You can change these attributes in a batch way by doing a multiple-file find and replace of your SVG documents in the same way you would do a find and replace across multiple HTML documents in almost any Web document editor.
If you are tracing your bitmap images in Inkscape, it may be the case that the trace tool in Inkscape works in a batch fashion from bash. If not, you may be able to get a standalone version of that tracing tool that does, or another tracing tool that does.
Something to consider, though, is looking for native SVG replacements for these icons. There are a lot of free and low-price stock SVG icons for Web pages. The quality of their SVG formatting will likely be better than your traced output. If you take a natively-drawn SVG and convert to PNG and then trace that PNG to SVG and compare those 2 SVG files, the natively-drawn SVG might be 1/10th the size. That means not only 1/10th the download speed but also 1/10th the rendering speed. For icons you might be using on every page, that can be a significant difference.

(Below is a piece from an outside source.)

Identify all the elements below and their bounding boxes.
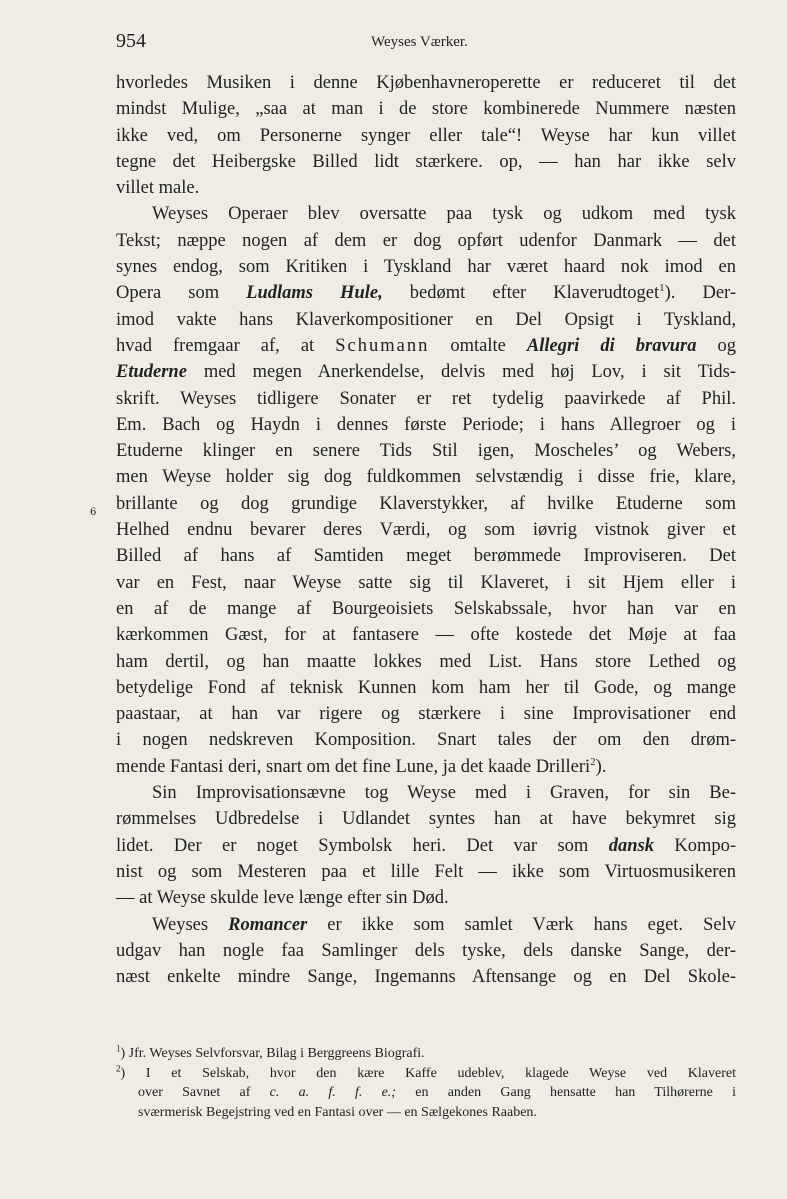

Do you have illustrator? Export as svg after placing to size. Create the document at 72dpi and make your boxes 80x80. Make sure, when you're exporting, to use link if you plan on uploading both the original png to the image folder on the site or, if you don't plan on that, don't click link and you'll have less files but results for retina screens vary. Something to think about.
Let me know more info and maybe screenshots.